Reddit: why aren't people using D?

Walter Bright newshound1 at digitalmars.com
Thu Jul 23 02:01:43 PDT 2009


Rainer Deyke wrote:
> I want to throw these words back at you, because my first impression of
> D was "the bastard child of C++ and Java, with a random assortment of
> new features thrown in without rhyme or reason".  D is many things, but
> a simple and elegant language it is not.  (This is not a major problem
> to me, really.  I can live with messy languages.  I can live with C++.
> But to think that D is a massive improvement in this area requires a
> special sort of perspective.)

One measure of messy language semantics is the messiness of the compiler 
code needed to deal with it. D is a pretty clean language in comparison. <g>

Another way is measuring the change in source code size. I get about a 
30% reduction when translating C++ code more or less directly to D.

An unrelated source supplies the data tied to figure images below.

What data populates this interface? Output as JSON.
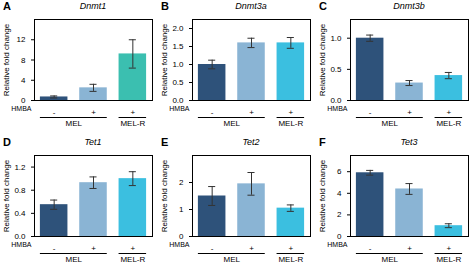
{
  "chart_data": [
    {
      "type": "bar",
      "panel_label": "A",
      "title": "Dnmt1",
      "ylabel": "Relative fold change",
      "xlabel": "HMBA",
      "categories": [
        "-",
        "+",
        "+"
      ],
      "groups": [
        "MEL",
        "MEL",
        "MEL-R"
      ],
      "values": [
        0.7,
        2.5,
        9.2
      ],
      "errors": [
        0.2,
        0.7,
        2.8
      ],
      "colors": [
        "#2e527a",
        "#8ab4d4",
        "#3bbfb0"
      ],
      "ylim": [
        0,
        16
      ],
      "yticks": [
        0,
        4,
        8,
        12
      ]
    },
    {
      "type": "bar",
      "panel_label": "B",
      "title": "Dnmt3a",
      "ylabel": "Relative fold change",
      "xlabel": "HMBA",
      "categories": [
        "-",
        "+",
        "+"
      ],
      "groups": [
        "MEL",
        "MEL",
        "MEL-R"
      ],
      "values": [
        1.0,
        1.6,
        1.6
      ],
      "errors": [
        0.12,
        0.13,
        0.15
      ],
      "colors": [
        "#2e527a",
        "#8ab4d4",
        "#3bbfe0"
      ],
      "ylim": [
        0,
        2.25
      ],
      "yticks": [
        {
          "value": 0,
          "label": "0.0"
        },
        0.5,
        {
          "value": 1.0,
          "label": "1.0"
        },
        1.5,
        {
          "value": 2.0,
          "label": "2.0"
        }
      ]
    },
    {
      "type": "bar",
      "panel_label": "C",
      "title": "Dnmt3b",
      "ylabel": "Relative fold change",
      "xlabel": "HMBA",
      "categories": [
        "-",
        "+",
        "+"
      ],
      "groups": [
        "MEL",
        "MEL",
        "MEL-R"
      ],
      "values": [
        1.0,
        0.28,
        0.4
      ],
      "errors": [
        0.05,
        0.04,
        0.05
      ],
      "colors": [
        "#2e527a",
        "#8ab4d4",
        "#3bbfe0"
      ],
      "ylim": [
        0,
        1.3
      ],
      "yticks": [
        {
          "value": 0,
          "label": "0.0"
        },
        0.5,
        {
          "value": 1.0,
          "label": "1.0"
        }
      ]
    },
    {
      "type": "bar",
      "panel_label": "D",
      "title": "Tet1",
      "ylabel": "Relative fold change",
      "xlabel": "HMBA",
      "categories": [
        "-",
        "+",
        "+"
      ],
      "groups": [
        "MEL",
        "MEL",
        "MEL-R"
      ],
      "values": [
        0.55,
        0.93,
        1.0
      ],
      "errors": [
        0.08,
        0.1,
        0.12
      ],
      "colors": [
        "#2e527a",
        "#8ab4d4",
        "#3bbfe0"
      ],
      "ylim": [
        0,
        1.4
      ],
      "yticks": [
        {
          "value": 0,
          "label": "0.0"
        },
        0.4,
        0.8,
        1.2
      ]
    },
    {
      "type": "bar",
      "panel_label": "E",
      "title": "Tet2",
      "ylabel": "Relative fold change",
      "xlabel": "HMBA",
      "categories": [
        "-",
        "+",
        "+"
      ],
      "groups": [
        "MEL",
        "MEL",
        "MEL-R"
      ],
      "values": [
        1.5,
        1.95,
        1.05
      ],
      "errors": [
        0.35,
        0.42,
        0.12
      ],
      "colors": [
        "#2e527a",
        "#8ab4d4",
        "#3bbfe0"
      ],
      "ylim": [
        0,
        3.0
      ],
      "yticks": [
        0,
        1,
        2
      ]
    },
    {
      "type": "bar",
      "panel_label": "F",
      "title": "Tet3",
      "ylabel": "Relative fold change",
      "xlabel": "HMBA",
      "categories": [
        "-",
        "+",
        "+"
      ],
      "groups": [
        "MEL",
        "MEL",
        "MEL-R"
      ],
      "values": [
        5.9,
        4.4,
        1.0
      ],
      "errors": [
        0.22,
        0.5,
        0.18
      ],
      "colors": [
        "#2e527a",
        "#8ab4d4",
        "#3bbfe0"
      ],
      "ylim": [
        0,
        7.5
      ],
      "yticks": [
        0,
        2,
        4,
        6
      ]
    }
  ]
}
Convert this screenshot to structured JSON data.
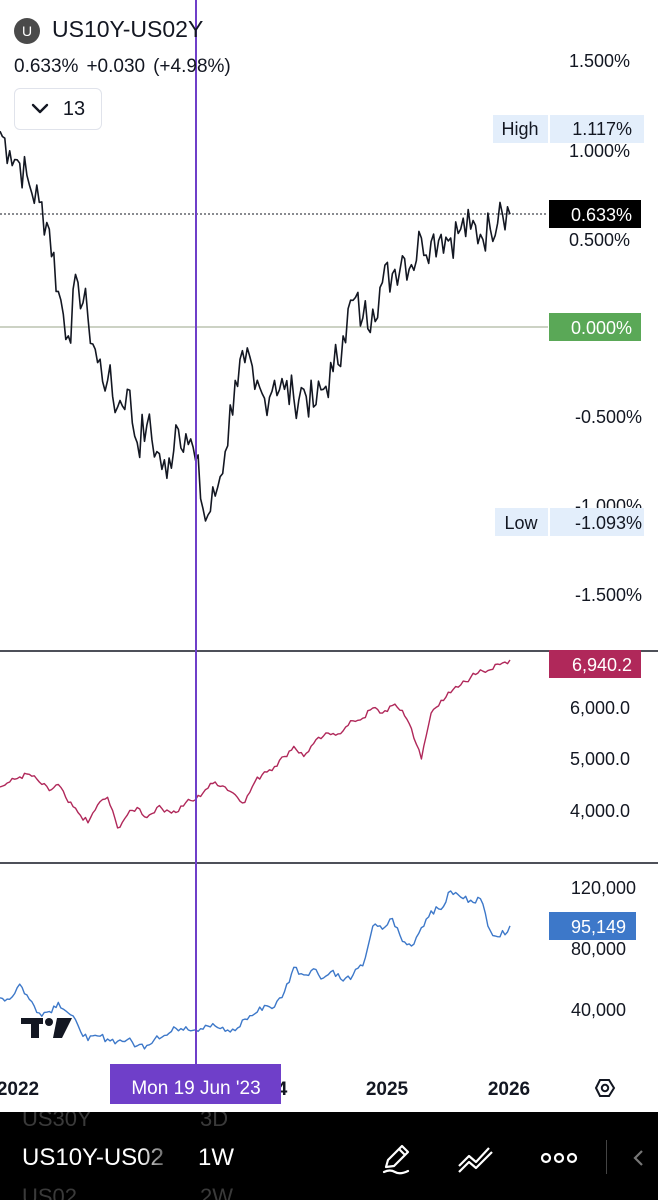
{
  "header": {
    "symbol_badge": "U",
    "symbol": "US10Y-US02Y",
    "last": "0.633%",
    "change": "+0.030",
    "change_pct": "(+4.98%)",
    "indicators_count": "13"
  },
  "main_pane": {
    "axis_labels": [
      "1.500%",
      "1.000%",
      "0.500%",
      "-0.500%",
      "-1.000%",
      "-1.500%"
    ],
    "high_label": "High",
    "high_value": "1.117%",
    "low_label": "Low",
    "low_value": "-1.093%",
    "last_value": "0.633%",
    "zero_value": "0.000%"
  },
  "pane2": {
    "axis_labels": [
      "6,000.0",
      "5,000.0",
      "4,000.0"
    ],
    "last_value": "6,940.2",
    "line_color": "#b0285a"
  },
  "pane3": {
    "axis_labels": [
      "120,000",
      "80,000",
      "40,000"
    ],
    "last_value": "95,149",
    "line_color": "#3d78c9"
  },
  "time_axis": {
    "labels": [
      "2022",
      "2025",
      "2026"
    ],
    "crosshair_label": "Mon 19 Jun '23",
    "partial_label": "4"
  },
  "crosshair_color": "#6f3fc9",
  "bottom_bar": {
    "ghost_top_symbol": "US30Y",
    "ghost_top_interval": "3D",
    "symbol": "US10Y-US02",
    "interval": "1W",
    "ghost_bottom_symbol": "US02",
    "ghost_bottom_interval": "2W",
    "icons": [
      "pencil-icon",
      "trend-lines-icon",
      "more-icon"
    ]
  },
  "chart_data": {
    "type": "line",
    "x_range": [
      "2021-09",
      "2026-01"
    ],
    "series": [
      {
        "name": "US10Y-US02Y",
        "unit": "%",
        "ylim": [
          -1.6,
          1.6
        ],
        "x": [
          "2021-09",
          "2021-10",
          "2021-11",
          "2021-12",
          "2022-01",
          "2022-02",
          "2022-03",
          "2022-04",
          "2022-05",
          "2022-06",
          "2022-07",
          "2022-08",
          "2022-09",
          "2022-10",
          "2022-11",
          "2022-12",
          "2023-01",
          "2023-02",
          "2023-03",
          "2023-04",
          "2023-05",
          "2023-06",
          "2023-07",
          "2023-08",
          "2023-09",
          "2023-10",
          "2023-11",
          "2023-12",
          "2024-01",
          "2024-02",
          "2024-03",
          "2024-04",
          "2024-05",
          "2024-06",
          "2024-07",
          "2024-08",
          "2024-09",
          "2024-10",
          "2024-11",
          "2024-12",
          "2025-01",
          "2025-02",
          "2025-03",
          "2025-04",
          "2025-05",
          "2025-06",
          "2025-07",
          "2025-08",
          "2025-09",
          "2025-10",
          "2025-11",
          "2025-12",
          "2026-01"
        ],
        "values": [
          1.1,
          0.99,
          0.92,
          0.8,
          0.7,
          0.55,
          0.2,
          -0.05,
          0.25,
          0.05,
          -0.2,
          -0.3,
          -0.45,
          -0.35,
          -0.65,
          -0.55,
          -0.7,
          -0.85,
          -0.55,
          -0.6,
          -0.75,
          -1.09,
          -0.95,
          -0.7,
          -0.3,
          -0.2,
          -0.35,
          -0.4,
          -0.3,
          -0.35,
          -0.4,
          -0.35,
          -0.45,
          -0.35,
          -0.25,
          -0.05,
          0.15,
          0.05,
          0.1,
          0.25,
          0.3,
          0.4,
          0.35,
          0.5,
          0.48,
          0.52,
          0.5,
          0.55,
          0.55,
          0.52,
          0.55,
          0.7,
          0.633
        ]
      },
      {
        "name": "",
        "ylim": [
          3500,
          7200
        ],
        "x": [
          "2021-09",
          "2021-10",
          "2021-11",
          "2021-12",
          "2022-01",
          "2022-02",
          "2022-03",
          "2022-04",
          "2022-05",
          "2022-06",
          "2022-07",
          "2022-08",
          "2022-09",
          "2022-10",
          "2022-11",
          "2022-12",
          "2023-01",
          "2023-02",
          "2023-03",
          "2023-04",
          "2023-05",
          "2023-06",
          "2023-07",
          "2023-08",
          "2023-09",
          "2023-10",
          "2023-11",
          "2023-12",
          "2024-01",
          "2024-02",
          "2024-03",
          "2024-04",
          "2024-05",
          "2024-06",
          "2024-07",
          "2024-08",
          "2024-09",
          "2024-10",
          "2024-11",
          "2024-12",
          "2025-01",
          "2025-02",
          "2025-03",
          "2025-04",
          "2025-05",
          "2025-06",
          "2025-07",
          "2025-08",
          "2025-09",
          "2025-10",
          "2025-11",
          "2025-12",
          "2026-01"
        ],
        "values": [
          4450,
          4550,
          4650,
          4700,
          4550,
          4380,
          4500,
          4150,
          3950,
          3750,
          4100,
          4250,
          3650,
          3900,
          4050,
          3850,
          4050,
          4000,
          3950,
          4150,
          4200,
          4400,
          4550,
          4450,
          4300,
          4150,
          4550,
          4750,
          4850,
          5050,
          5250,
          5050,
          5300,
          5450,
          5500,
          5550,
          5750,
          5800,
          6000,
          5900,
          6050,
          5950,
          5600,
          5000,
          5900,
          6150,
          6300,
          6450,
          6600,
          6750,
          6750,
          6850,
          6940.2
        ]
      },
      {
        "name": "",
        "ylim": [
          15000,
          130000
        ],
        "x": [
          "2021-09",
          "2021-10",
          "2021-11",
          "2021-12",
          "2022-01",
          "2022-02",
          "2022-03",
          "2022-04",
          "2022-05",
          "2022-06",
          "2022-07",
          "2022-08",
          "2022-09",
          "2022-10",
          "2022-11",
          "2022-12",
          "2023-01",
          "2023-02",
          "2023-03",
          "2023-04",
          "2023-05",
          "2023-06",
          "2023-07",
          "2023-08",
          "2023-09",
          "2023-10",
          "2023-11",
          "2023-12",
          "2024-01",
          "2024-02",
          "2024-03",
          "2024-04",
          "2024-05",
          "2024-06",
          "2024-07",
          "2024-08",
          "2024-09",
          "2024-10",
          "2024-11",
          "2024-12",
          "2025-01",
          "2025-02",
          "2025-03",
          "2025-04",
          "2025-05",
          "2025-06",
          "2025-07",
          "2025-08",
          "2025-09",
          "2025-10",
          "2025-11",
          "2025-12",
          "2026-01"
        ],
        "values": [
          48000,
          47000,
          57000,
          47000,
          38000,
          39000,
          45000,
          38000,
          30000,
          20000,
          23000,
          21000,
          19500,
          20500,
          16500,
          16800,
          23000,
          23500,
          28000,
          29000,
          27000,
          30000,
          29500,
          26000,
          26500,
          34000,
          37500,
          43000,
          42000,
          52000,
          68000,
          63000,
          67000,
          61000,
          66000,
          59000,
          63000,
          69000,
          95000,
          93000,
          100000,
          85000,
          82000,
          94000,
          105000,
          106000,
          118000,
          114000,
          112000,
          113000,
          92000,
          88000,
          95149
        ]
      }
    ],
    "axis_ticks_main": [
      "1.500%",
      "1.000%",
      "0.500%",
      "-0.500%",
      "-1.000%",
      "-1.500%"
    ],
    "axis_ticks_pane2": [
      "6,000.0",
      "5,000.0",
      "4,000.0"
    ],
    "axis_ticks_pane3": [
      "120,000",
      "80,000",
      "40,000"
    ],
    "x_ticks": [
      "2022",
      "2025",
      "2026"
    ],
    "grid": false
  }
}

Yes, I think it is a massive improvement over C++ in simplicity and 
elegance. But if you try to write C++ code in D, you won't see as much 
of that as you would after being more used to the D way of doing things. 
For example, my early C code looked an awful lot like Fortran! It took a 
while before I used the language in a style that was natural for C. My 
first years of C++ code also looked a lot like just plain old C (in 
fact, it arguably still does).


> The reason I have stuck with C++ despite its (massive, obvious) flaws is
> that it has a couple of really nice and useful features that very few
> other languages have even attempted to match.  D is the only language I
> know that even tries, although it still falls short in many areas.

Fair enough. What are those two features?